トーマス・グラバーと坂本龍馬の関係において度々言及されるのは、武器商人であったグラバーの力を借りてこそ、坂本龍馬の「大量の武器を薩摩という名目で長州のために購入」という偉業が達成できたということ。
トーマス・グラバーの優れた点は、幕末の勢力関係が目まぐるしく入れ替わる混乱期に、それを利用するかのように(orズバリ利用して?)倒幕派にも佐幕派にも武器を販売したこと。坂本龍馬の亀山社中との取引もその一環でした。
トーマス・グラバーは、1865年には政府に先駆けて蒸気機関車を走らせており、日本人の妻ツルと結婚し、息子の倉場(ぐらばー)富三郎氏は、数奇な運命のなか水産学者としての実績も残しました。明治になってからは、グラバーは高島炭鉱を開発しました。
また、三菱財閥の相談役を務めるなど岩崎弥太郎とも関わりが深く、キリンビール(麒麟麦酒)の設立にも貢献し、外国人初の勲二等旭日重光章も授与されました。
概して、日本のために大きく貢献した人物、とされます。ーーしかし単純にそういう表現でいいのか? という点については後述します。
グラバーと坂本龍馬の力関係は?
二人の関係は生没年を比較すると以下の通り。
トーマス・グラバー(1838〜1911年)
坂本龍馬(1836〜1867年)
当時、グラバーは坂本龍馬より若い実業家でした。

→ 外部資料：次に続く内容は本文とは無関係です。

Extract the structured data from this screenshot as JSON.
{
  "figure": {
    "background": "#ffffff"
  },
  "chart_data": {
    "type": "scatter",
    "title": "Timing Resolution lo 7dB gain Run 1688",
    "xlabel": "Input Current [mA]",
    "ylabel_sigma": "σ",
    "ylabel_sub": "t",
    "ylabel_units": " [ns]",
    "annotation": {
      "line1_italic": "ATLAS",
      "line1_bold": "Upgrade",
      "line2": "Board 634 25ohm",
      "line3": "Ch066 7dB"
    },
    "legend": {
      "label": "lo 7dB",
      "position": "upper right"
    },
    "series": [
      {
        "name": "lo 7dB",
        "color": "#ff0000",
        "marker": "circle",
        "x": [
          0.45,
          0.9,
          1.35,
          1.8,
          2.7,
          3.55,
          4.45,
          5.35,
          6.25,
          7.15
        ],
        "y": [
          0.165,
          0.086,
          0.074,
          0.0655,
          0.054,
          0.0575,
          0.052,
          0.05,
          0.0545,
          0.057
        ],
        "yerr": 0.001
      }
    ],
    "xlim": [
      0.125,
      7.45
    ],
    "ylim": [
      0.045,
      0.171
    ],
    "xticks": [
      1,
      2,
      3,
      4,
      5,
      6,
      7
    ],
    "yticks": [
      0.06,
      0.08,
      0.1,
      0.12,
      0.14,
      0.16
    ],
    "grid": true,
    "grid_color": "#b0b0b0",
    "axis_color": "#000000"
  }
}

上記のように、グラバーのおかげで坂本龍馬は、「八月十八日の政変」の後、勢力を失った長州のために、薩摩という名目で武器を調達しています。
しかしシンプルに「グラバーのおかげ」と言ってはお気楽かもしれません。2006年に制作された歴史ミステリー『龍馬の黒幕』(HBC北海道放送)は、興味深いテーマを扱いました。

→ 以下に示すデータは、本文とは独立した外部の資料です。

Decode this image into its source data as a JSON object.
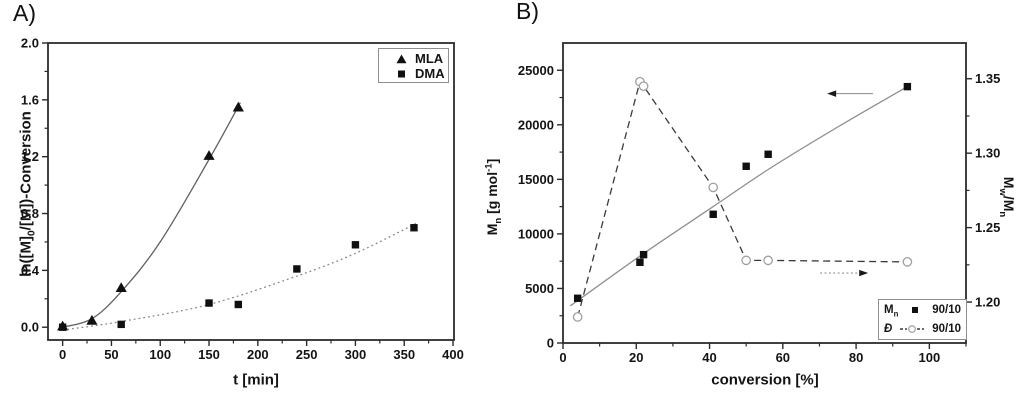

そこでの解釈はこうです。黒幕はグラバーであって、グラバーは大量の資金を得て武器を手に入れ、それを倒幕派にも佐幕派にも幕府にも、坂本龍馬にも売った・・。坂本龍馬も利用されていたに過ぎない、ということ。武器を売りたいのがグラバーの主眼なら、龍馬も利用されていたとも言えるでしょう。
ちなみに歴史ミステリー『龍馬の黒幕』の原案となったのは、『石の扉 フリーメーソンで読み解く歴史』(加治将一 新潮社)。
フリーメイソンというキーワードで見ると、まさに歴史のあちらこちらに、奥深いテーマです。
ただし、トーマス・グラバーがフリーメイソンの一員であったか否かは、定かでありません。フリーメイソンについて、一般人には分からない(というより単に知らない)ことが多いのですが・・高須クリニックの高須克弥氏は自らフリーメイソンの一員であることを公言しています。
高須克弥氏について個人的に素晴らしい人物と思いますが、高須氏についてもフリーメイソンについても百人百様の声があり、ここでは、単純にその事実をご紹介するのみ。
長崎の観光地グラバー園
グラバー園は現在、長崎の観光地の一つとなっています。
長崎市南山手町8-1
元々は、1939年に三菱重工の長崎造船所がグラバー邸を富三郎氏から買収。戦後、進駐軍の公舎だった時期もありますが、1957年に三菱重工業がグラバー邸を長崎市に寄贈し、一般公開を始めました。
その後、旧リンガー住宅、旧オルト住宅も加えられ、現在、多数の移築建築物も擁する野外博物館となっています。
訪ねてみたい地の一つです。
トーマス・グラバーと坂本龍馬は、あの激動の時代に武器を介して取引があったことは確かですが、その力関係などは諸説あると言えます。しかし仮にグラバーが龍馬を利用していたとしても、それに龍馬が気づいたとしても、坂本龍馬にとっては自らの行動を変えることはできなかったはず・・・ということで、この二人を敢えて並べて(?)これくらいの話になりました。